The 1.5-inch-long (4-centimeter-long) skull belongs to the long-gone Ignacius graybullianus—described as a cousin of our earliest ancestors—which arose less than ten million years after the dinosaurs vanished.

Discovered in Wyoming roughly 25 years ago, the fossil "is the most complete early primate skull known," said study co-author Jonathan Bloch, a vertebrate paleontologist at the University of Florida.

Due to its completeness and age, the skull gives us the clearest idea yet what early primates were like, the researchers argue. Even so, they say more early-primate fossils are needed to test the study's conclusions.

Doing More With Less

After taking more than 1,200 detailed X-ray images of the skull, researchers combined them to help create a 3-D model of Ignacius' brain.

The model showed a brain just one-half to two-thirds the size of the smallest modern primate brain, the study says.

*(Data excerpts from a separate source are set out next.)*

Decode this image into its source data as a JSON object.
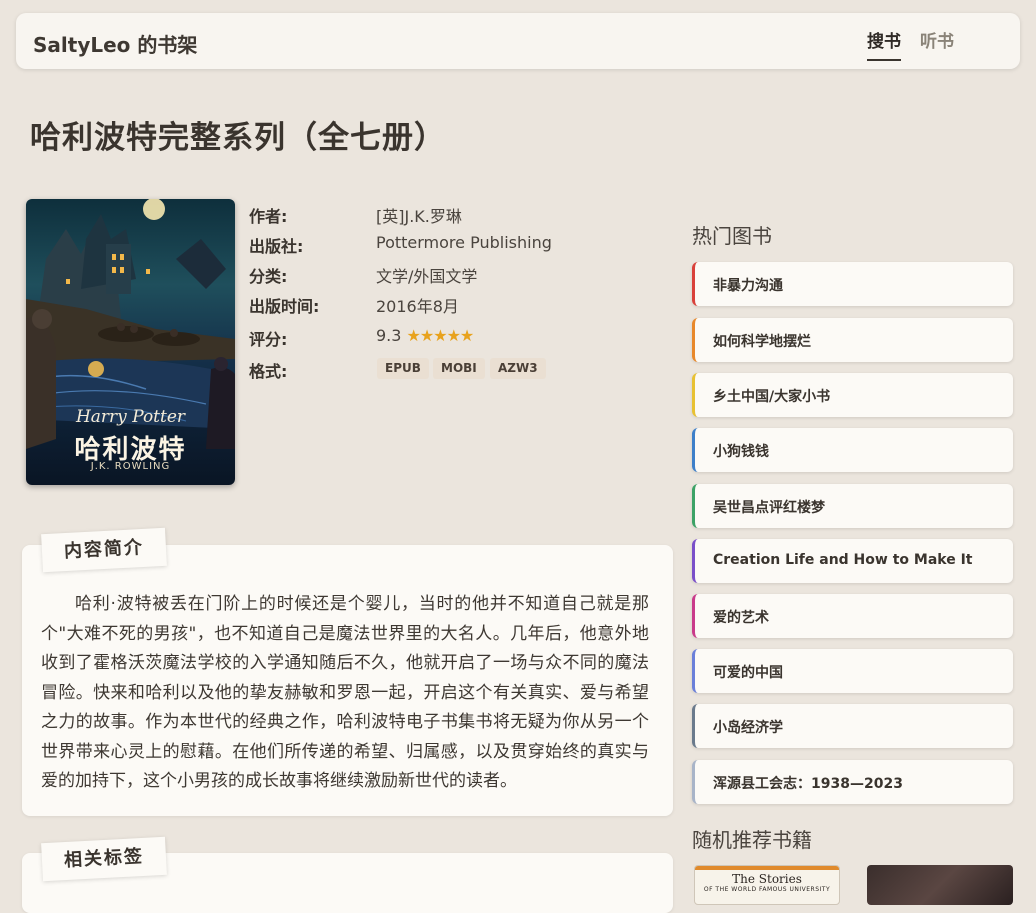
{
  "header": {
    "site_title": "SaltyLeo 的书架",
    "nav": [
      {
        "label": "搜书",
        "active": true
      },
      {
        "label": "听书",
        "active": false
      }
    ]
  },
  "book": {
    "title": "哈利波特完整系列（全七册）",
    "cover": {
      "brand": "Harry Potter",
      "cn_title": "哈利波特",
      "author": "J.K. ROWLING"
    },
    "meta": [
      {
        "label": "作者:",
        "value": "[英]J.K.罗琳"
      },
      {
        "label": "出版社:",
        "value": "Pottermore Publishing"
      },
      {
        "label": "分类:",
        "value": "文学/外国文学"
      },
      {
        "label": "出版时间:",
        "value": "2016年8月"
      },
      {
        "label": "评分:",
        "value": "9.3"
      },
      {
        "label": "格式:",
        "value": ""
      }
    ],
    "rating_stars": "★★★★★",
    "formats": [
      "EPUB",
      "MOBI",
      "AZW3"
    ]
  },
  "intro": {
    "heading": "内容简介",
    "text": "哈利·波特被丢在门阶上的时候还是个婴儿，当时的他并不知道自己就是那个\"大难不死的男孩\"，也不知道自己是魔法世界里的大名人。几年后，他意外地收到了霍格沃茨魔法学校的入学通知随后不久，他就开启了一场与众不同的魔法冒险。快来和哈利以及他的挚友赫敏和罗恩一起，开启这个有关真实、爱与希望之力的故事。作为本世代的经典之作，哈利波特电子书集书将无疑为你从另一个世界带来心灵上的慰藉。在他们所传递的希望、归属感，以及贯穿始终的真实与爱的加持下，这个小男孩的成长故事将继续激励新世代的读者。"
  },
  "tags": {
    "heading": "相关标签"
  },
  "sidebar": {
    "hot_heading": "热门图书",
    "hot_books": [
      {
        "title": "非暴力沟通",
        "color": "#d9413a"
      },
      {
        "title": "如何科学地摆烂",
        "color": "#e8882a"
      },
      {
        "title": "乡土中国/大家小书",
        "color": "#e8c132"
      },
      {
        "title": "小狗钱钱",
        "color": "#3d7fc9"
      },
      {
        "title": "吴世昌点评红楼梦",
        "color": "#3ca266"
      },
      {
        "title": "Creation Life and How to Make It",
        "color": "#7a4fc9"
      },
      {
        "title": "爱的艺术",
        "color": "#c93a8a"
      },
      {
        "title": "可爱的中国",
        "color": "#6a7fd9"
      },
      {
        "title": "小岛经济学",
        "color": "#6a7a8c"
      },
      {
        "title": "浑源县工会志：1938—2023",
        "color": "#a8b4c8"
      }
    ],
    "random_heading": "随机推荐书籍",
    "random_books": [
      {
        "title": "The Stories",
        "subtitle": "OF THE WORLD FAMOUS UNIVERSITY"
      },
      {
        "title": ""
      }
    ]
  }
}
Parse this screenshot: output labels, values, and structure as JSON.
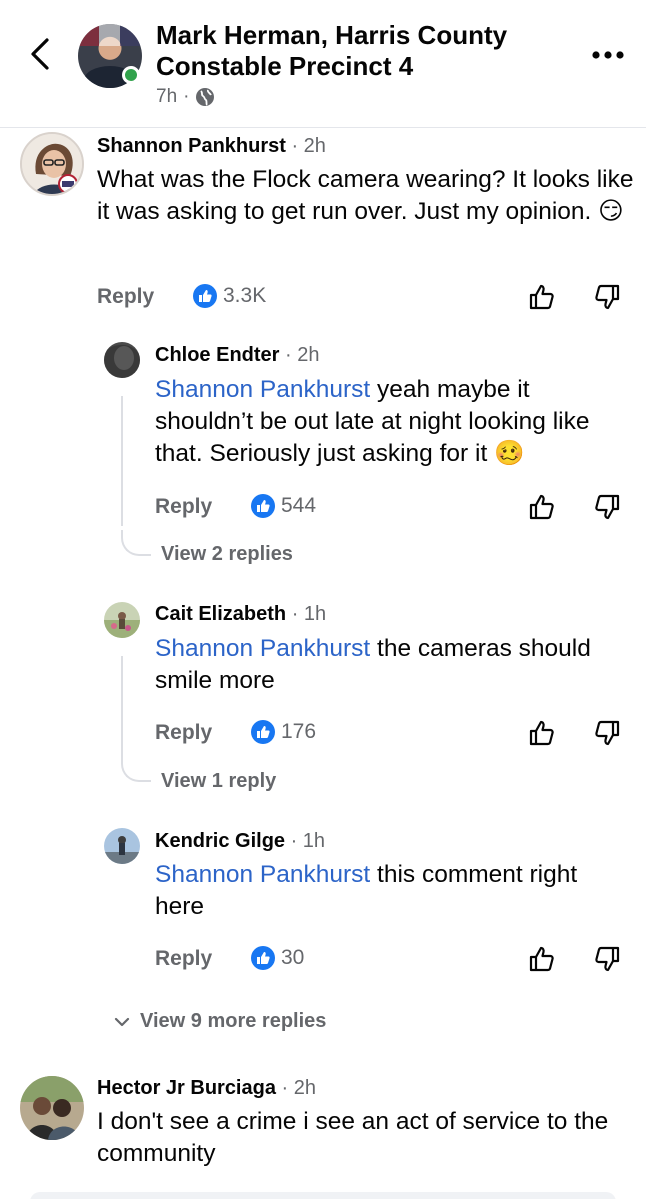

And yet that seems to have been enough for tree dwelling and fruit seeking. Ignacius' teeth, for example, suggest it had a fruit diet, while the animal's claws and flexible joints hint at tree dwelling.

The finding therefore reopens the question of what triggered the evolution of large brains in later primate species, if not branch living or fruit eating?

The Eyes Didn't Have It

One activity Ignacius seems unsuited for is jumping from tree to tree, as opposed to simply climbing branches. In primates, this type of leaping generally requires long hind limbs, large inner-ear organs linked to balance—and strong visual processing.

Instead of a robust center of vision, Ignacius' brain had large lobes dedicated to smelling, the model suggests.

The prehistoric primate "was mostly a nose-first animal that relied on smell instead of sight, unlike modern primates, which have far more developed visual processing areas," explained lead study author Mary Silcox, a vertebrate paleontologist at the University of Winnipeg.

For primates, "stepping up vision would have been key for leaping safely," she surmised. But that apparently would have to wait until the time—and the brain—was right.